On Wednesday (Jan. 23), Chinese users began noticing that they couldn’t access cn.bing.com, the China-facing site Microsoft launched a decade ago. The Financial Times reported (paywall) that the service has been blocked following a government order, citing two unnamed sources. One of the sources said that state-run telecom China Unicom had confirmed the government order to block Bing.

Microsoft said that Bing “is currently inaccessible in China” and the firm is “engaged to determine next steps” in an email statement to Quartz Thursday (Jan. 24). The firm declined to comment further.

Bing offers China’s internet users one of their few alternatives to the monopoly of search engine Baidu, which accounts for a 70% share of China’s search market, followed by domestic search engines like Alibaba’s Shenma, and Sogou.
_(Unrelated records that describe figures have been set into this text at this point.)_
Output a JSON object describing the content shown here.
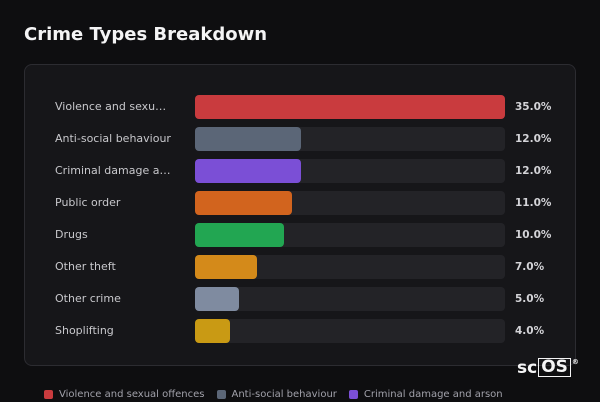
{
  "header": {
    "title": "Crime Types Breakdown"
  },
  "chart_data": {
    "type": "bar",
    "orientation": "horizontal",
    "categories": [
      "Violence and sexual offences",
      "Anti-social behaviour",
      "Criminal damage and arson",
      "Public order",
      "Drugs",
      "Other theft",
      "Other crime",
      "Shoplifting"
    ],
    "values": [
      35,
      12,
      12,
      11,
      10,
      7,
      5,
      4
    ],
    "value_labels": [
      "35.0%",
      "12.0%",
      "12.0%",
      "11.0%",
      "10.0%",
      "7.0%",
      "5.0%",
      "4.0%"
    ],
    "colors": [
      "#c93b3e",
      "#5b6677",
      "#7b4fd6",
      "#d2641e",
      "#22a652",
      "#d48a1a",
      "#7f8ba0",
      "#c99a14"
    ]
  },
  "brand": {
    "prefix": "sc",
    "boxed": "OS",
    "mark": "®"
  }
}
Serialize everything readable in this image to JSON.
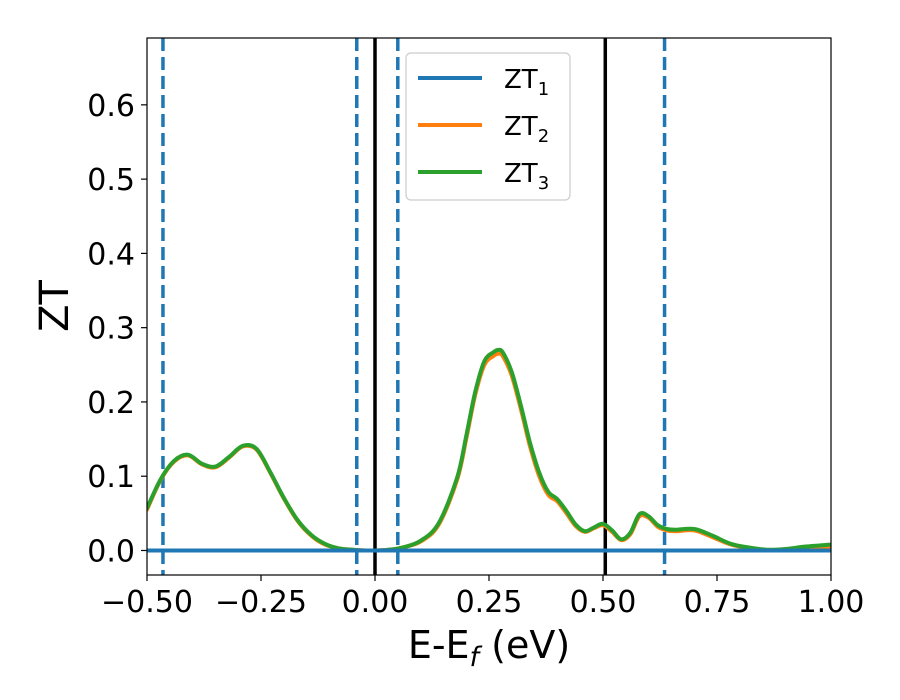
{
  "chart_data": {
    "type": "line",
    "xlabel": {
      "main": "E-E",
      "sub": "f",
      "unit": " (eV)"
    },
    "ylabel": "ZT",
    "xlim": [
      -0.5,
      1.0
    ],
    "ylim": [
      -0.033,
      0.69
    ],
    "xticks": [
      -0.5,
      -0.25,
      0.0,
      0.25,
      0.5,
      0.75,
      1.0
    ],
    "xtick_labels": [
      "−0.50",
      "−0.25",
      "0.00",
      "0.25",
      "0.50",
      "0.75",
      "1.00"
    ],
    "yticks": [
      0.0,
      0.1,
      0.2,
      0.3,
      0.4,
      0.5,
      0.6
    ],
    "ytick_labels": [
      "0.0",
      "0.1",
      "0.2",
      "0.3",
      "0.4",
      "0.5",
      "0.6"
    ],
    "legend_position": "top-center",
    "grid": false,
    "vlines_dashed": [
      -0.465,
      -0.04,
      0.05,
      0.635
    ],
    "vlines_solid": [
      0.0,
      0.505
    ],
    "series": [
      {
        "name": "ZT",
        "sub": "1",
        "color": "#1f77b4",
        "x": [
          -0.5,
          1.0
        ],
        "y": [
          0.0,
          0.0
        ]
      },
      {
        "name": "ZT",
        "sub": "2",
        "color": "#ff7f0e",
        "x": [
          -0.5,
          -0.47,
          -0.44,
          -0.41,
          -0.38,
          -0.35,
          -0.32,
          -0.29,
          -0.26,
          -0.23,
          -0.2,
          -0.17,
          -0.14,
          -0.11,
          -0.08,
          -0.05,
          -0.02,
          0.0,
          0.03,
          0.06,
          0.1,
          0.14,
          0.18,
          0.2,
          0.22,
          0.24,
          0.26,
          0.27,
          0.28,
          0.3,
          0.32,
          0.34,
          0.36,
          0.38,
          0.4,
          0.42,
          0.44,
          0.46,
          0.48,
          0.5,
          0.52,
          0.54,
          0.56,
          0.58,
          0.6,
          0.62,
          0.64,
          0.66,
          0.7,
          0.74,
          0.78,
          0.82,
          0.86,
          0.9,
          0.94,
          0.98,
          1.0
        ],
        "y": [
          0.055,
          0.095,
          0.12,
          0.128,
          0.116,
          0.112,
          0.125,
          0.14,
          0.136,
          0.105,
          0.07,
          0.04,
          0.02,
          0.008,
          0.003,
          0.001,
          0.0,
          0.0,
          0.001,
          0.004,
          0.012,
          0.035,
          0.095,
          0.15,
          0.21,
          0.25,
          0.262,
          0.265,
          0.262,
          0.235,
          0.19,
          0.14,
          0.1,
          0.075,
          0.066,
          0.05,
          0.033,
          0.025,
          0.03,
          0.034,
          0.025,
          0.014,
          0.022,
          0.046,
          0.044,
          0.032,
          0.027,
          0.026,
          0.027,
          0.018,
          0.008,
          0.003,
          0.0,
          0.001,
          0.003,
          0.003,
          0.004
        ]
      },
      {
        "name": "ZT",
        "sub": "3",
        "color": "#2ca02c",
        "x": [
          -0.5,
          -0.47,
          -0.44,
          -0.41,
          -0.38,
          -0.35,
          -0.32,
          -0.29,
          -0.26,
          -0.23,
          -0.2,
          -0.17,
          -0.14,
          -0.11,
          -0.08,
          -0.05,
          -0.02,
          0.0,
          0.03,
          0.06,
          0.1,
          0.14,
          0.18,
          0.2,
          0.22,
          0.24,
          0.26,
          0.27,
          0.28,
          0.3,
          0.32,
          0.34,
          0.36,
          0.38,
          0.4,
          0.42,
          0.44,
          0.46,
          0.48,
          0.5,
          0.52,
          0.54,
          0.56,
          0.58,
          0.6,
          0.62,
          0.64,
          0.66,
          0.7,
          0.74,
          0.78,
          0.82,
          0.86,
          0.9,
          0.94,
          0.98,
          1.0
        ],
        "y": [
          0.057,
          0.096,
          0.121,
          0.129,
          0.117,
          0.113,
          0.126,
          0.141,
          0.137,
          0.106,
          0.071,
          0.041,
          0.021,
          0.009,
          0.003,
          0.001,
          0.0,
          0.0,
          0.001,
          0.004,
          0.013,
          0.037,
          0.098,
          0.154,
          0.214,
          0.255,
          0.267,
          0.27,
          0.267,
          0.24,
          0.195,
          0.145,
          0.105,
          0.079,
          0.069,
          0.053,
          0.035,
          0.026,
          0.031,
          0.036,
          0.027,
          0.015,
          0.024,
          0.049,
          0.046,
          0.034,
          0.029,
          0.028,
          0.029,
          0.02,
          0.009,
          0.004,
          0.001,
          0.002,
          0.005,
          0.007,
          0.008
        ]
      }
    ]
  }
}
Just before Bing became inaccessible, Chinese internet users were fuming over an article by a media researcher pointing out Baidu’s shortcomings, using a number of searches to show how multiple results direct to one particular Baidu platform. At one point, online news outlet Jiemian reported that Microsoft had told it that Bing was inaccessible because of a surge in user traffic (link in Chinese)—the Jiemian news report disappeared (link in Chinese) this morning.
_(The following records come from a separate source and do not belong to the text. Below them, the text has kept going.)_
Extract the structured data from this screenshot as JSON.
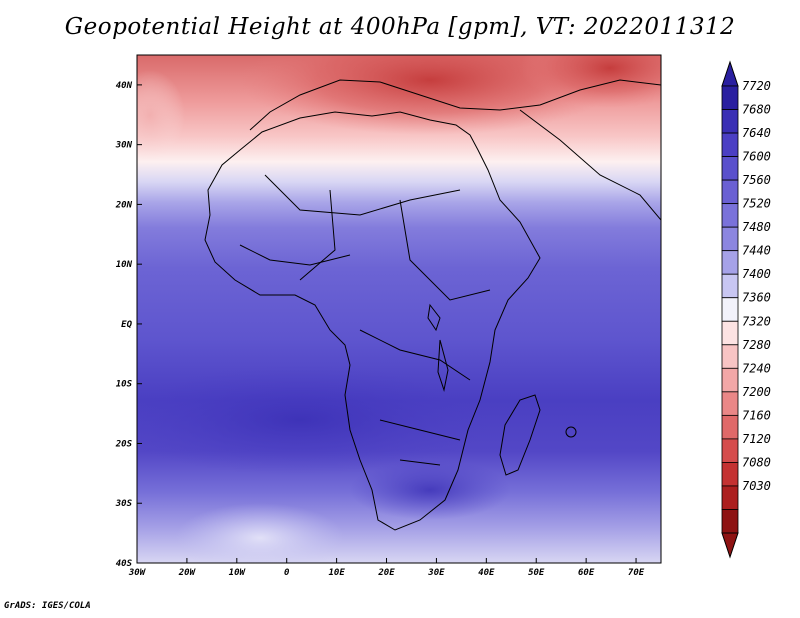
{
  "title": "Geopotential Height at 400hPa [gpm], VT: 2022011312",
  "credit": "GrADS: IGES/COLA",
  "map": {
    "lon_ticks": [
      "30W",
      "20W",
      "10W",
      "0",
      "10E",
      "20E",
      "30E",
      "40E",
      "50E",
      "60E",
      "70E"
    ],
    "lat_ticks": [
      "40N",
      "30N",
      "20N",
      "10N",
      "EQ",
      "10S",
      "20S",
      "30S",
      "40S"
    ],
    "lon_range": [
      -30,
      75
    ],
    "lat_range": [
      -40,
      45
    ]
  },
  "colorbar": {
    "levels": [
      "7720",
      "7680",
      "7640",
      "7600",
      "7560",
      "7520",
      "7480",
      "7440",
      "7400",
      "7360",
      "7320",
      "7280",
      "7240",
      "7200",
      "7160",
      "7120",
      "7080",
      "7030"
    ],
    "colors": [
      "#2a1fa0",
      "#3a2fb5",
      "#4b3fc4",
      "#5a50cc",
      "#6a60d3",
      "#7a72da",
      "#8c86e0",
      "#a6a2e8",
      "#c8c6f2",
      "#f2f2fb",
      "#fde3e3",
      "#f8c4c4",
      "#f2a7a7",
      "#ea8787",
      "#e06969",
      "#d54c4c",
      "#c43232",
      "#ac1f1f",
      "#8e1313"
    ]
  }
}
The New York Times noted that Bing has tried to play by China’s rules over the years, for example by prominently showing results relating to China’s claims that the Dalai Lama stirs up hatred and separatism in the country when searching within China for information on the Tibetan spiritual leader—yet it will point to sites like Wikipedia, which is also inaccessible in some parts of China, when doing the same search outside of the country. Microsoft has in the past acknowledged that its China searches meet the government’s “legal requirements.”

China tech watchers pointed out that such compliance is not enough to avoid falling on the wrong side of internet censors—a lesson perhaps for Google, which reportedly has been contemplating a return to China with a tailored search engine after it shuttered its China-facing service in 2010.

By late Thursday Bing access was restored, Microsoft said in a statement.

“Periodically there are issues that arise, and sometimes those issues do lead to our service or some other services being blocked,” Microsoft president Brad Smith said in

an interview with Fox Business Network

this week at the World Economic Forum in Davos. “And it is an area where we understand we don’t have the same legal freedom that we do in other countries, but at the same time, we stick to our guns. There are certain principles that we think it’s important to stand up for.”

Update, Jan. 25: This story was updated to note that Bing is again accessible in China, and to add remarks by Microsoft president Brad Smith.